Il presidente della Toscana Enrico Rossi scrive ai prefetti sulla riapertura delle aziende strategiche dell’export, che una nota dei Ministeri competenti ha chiarito ieri, domenica, che possono da subito essere autorizzate a riprendere le attività: quelle almeno orientate in modo prevalente alle esportazioni. In Toscana si calcola che potrebbero essere circa duemila le aziende leader interessate, ma con fornitori e filiera il perimetro si allarga ulteriormente. L’export non è infatti un segmento staccato dal resto dell’economia. Ma come individuare queste aziende?
“Si dovranno considerare – scrive Rossi nella lettera ai prefetti - le imprese per cui almeno il 50 per cento del proprio fatturato , in almeno uno degli ultimi tre anni, è rivolta all’estero”. Imprese e indotto. “E siccome non vi è nessun dato che consenta di cogliere le imprese appartenenti alle filiere – prosegue Rossi – tutto questo deve basarsi su una autocertificazione da parte dell’impresa leader, che, oltre a dichiarare che almeno la metà del proprio fatturato è rivolto all’export, dichiara anche quali sono le imprese della propria filiera”. Una procedura semplice e rapida. Naturalmente le aziende che riapriranno, oltre a darne comunicazione al prefetto, dovranno farlo rispettando le misure di sicurezza e prevenzione previste dal decalogo anti-contagio dell’ordinanza che il presidente della Toscana Enrico Rossi ha firmato il 18 aprile dopo un confronto con le parti sociali e le associazioni di categoria.

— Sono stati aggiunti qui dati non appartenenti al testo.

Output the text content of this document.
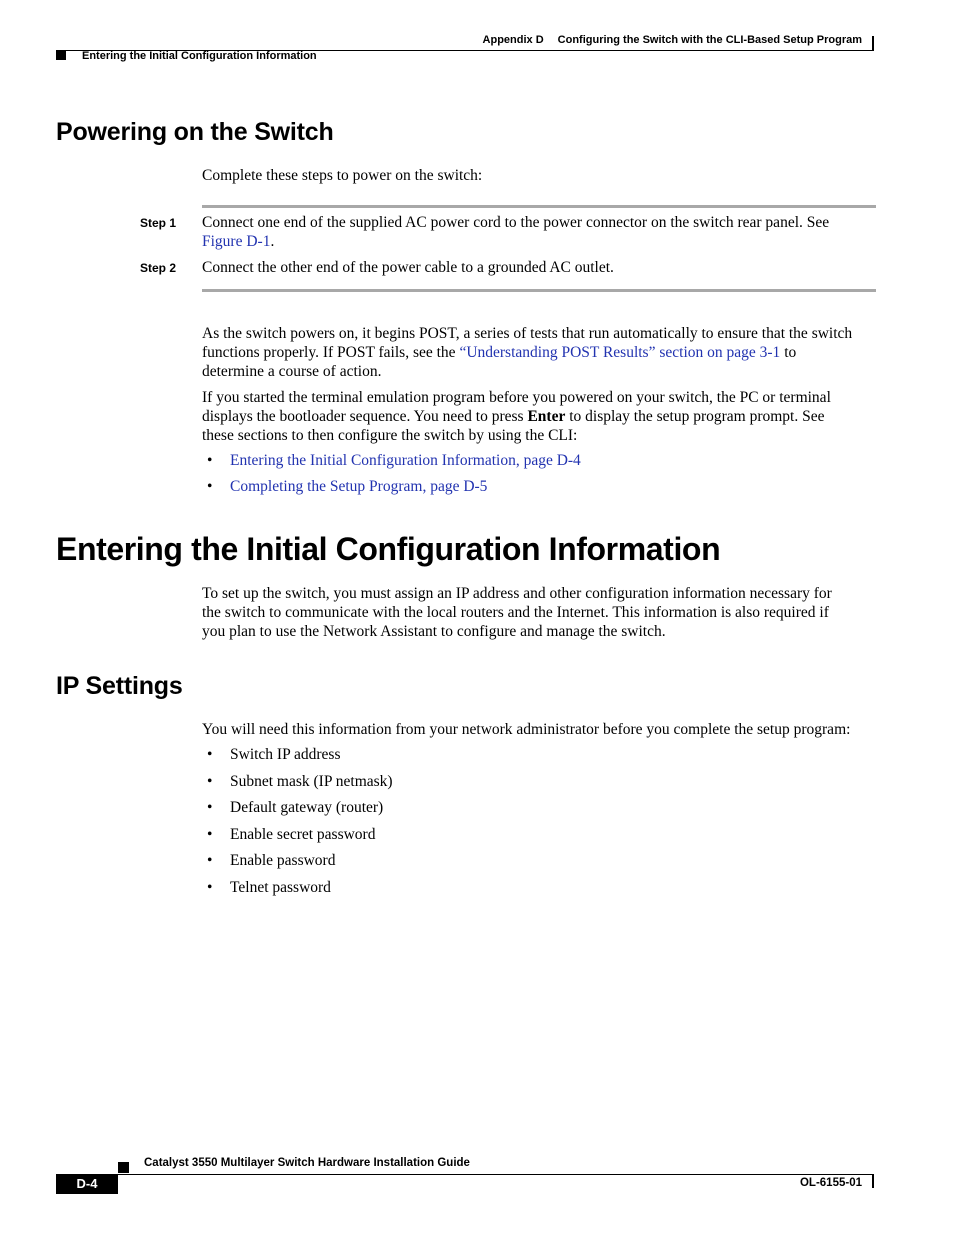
Appendix D Configuring the Switch with the CLI-Based Setup Program
Entering the Initial Configuration Information
Powering on the Switch
Complete these steps to power on the switch:
Step 1 Connect one end of the supplied AC power cord to the power connector on the switch rear panel. See
Figure D-1.
Step 2 Connect the other end of the power cable to a grounded AC outlet.
As the switch powers on, it begins POST, a series of tests that run automatically to ensure that the switch
functions properly. If POST fails, see the “Understanding POST Results” section on page 3-1 to
determine a course of action.
If you started the terminal emulation program before you powered on your switch, the PC or terminal
displays the bootloader sequence. You need to press Enter to display the setup program prompt. See
these sections to then configure the switch by using the CLI:
• Entering the Initial Configuration Information, page D-4
• Completing the Setup Program, page D-5
Entering the Initial Configuration Information
To set up the switch, you must assign an IP address and other configuration information necessary for
the switch to communicate with the local routers and the Internet. This information is also required if
you plan to use the Network Assistant to configure and manage the switch.
IP Settings
You will need this information from your network administrator before you complete the setup program:
• Switch IP address
• Subnet mask (IP netmask)
• Default gateway (router)
• Enable secret password
• Enable password
• Telnet password
Catalyst 3550 Multilayer Switch Hardware Installation Guide
D-4	OL-6155-01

Che il settore più vocato ed esposto all’export e alla concorrenza internazionale riaprisse velocemente la Toscana lo avevo chiesto da tempo. E da tempo stava lavorando perché ciò avvenisse in assoluta sicurezza, definendo come ciò sarebbe dovuto avvenire.
“L’export toscano è cresciuto del 70 per cento dal 2008, anno d’inizio della grande recessione – sottolinea Rossi – ed oramai ha superato i 40 miliardi di euro. In tal senso la perdita di posizioni e delle relative quote di mercato nel contesto internazionale costituisce un elemento di rilevanza strategica, in misura ancora più consistente per un territorio come la Toscana che ha una struttura produttiva a base esportativa”.
La Regione, pensando ad una riapertura anticipata, aveva individuato dieci giorni fa tremila aziende toscane che esportano almeno il 25 per cento sui mercati internazionali: imprese che producono macchinari, altre della pelletteria e del cuoio, l’oreficeria di Arezzo e tutto il settore della moda, 90 mila lavoratori diretti ed altri 25 mila nell’indotto che insieme realizzano un terzo del Pil regionale.
La nota dei ministeri, che limita la possibilità di una apertura anticipata prima del 4 maggio alle solo attività produttive “orientate in modo prevalente alle esportazione”, ovvero che esportano per almeno la metà del fatturato, riduce il perimetro. Ma secondo l’Irpet, l’istituto di programmazione economica della Regione, ne rimarrebbero circa duemila. Inoltre considerando che un’impresa può portarsi dietro tutto l’indotto e la rete di fornitori, alla fine le aziende con i requisiti per rimettersi subito in moto sarebbero molte di più.
“La Fase2 è deludente, un Governo senza rotta sta mortificando tante attività produttive e categorie economiche. Il Paese ha bisogno di ripartire pur mantenendo sotto controllo la salute, si può tornare a lavorare in sicurezza. Le aziende che garantiscono le distanze necessarie e l'utilizzo delle protezioni individuali per i propri dipendenti, devono poter riaprire indipendentemente dal codice Ateco. Molte attività rischiano di non riaprire i battenti. Altri Paesi sono già ripartiti” dichiara il Consigliere regionale Paolo Marcheschi.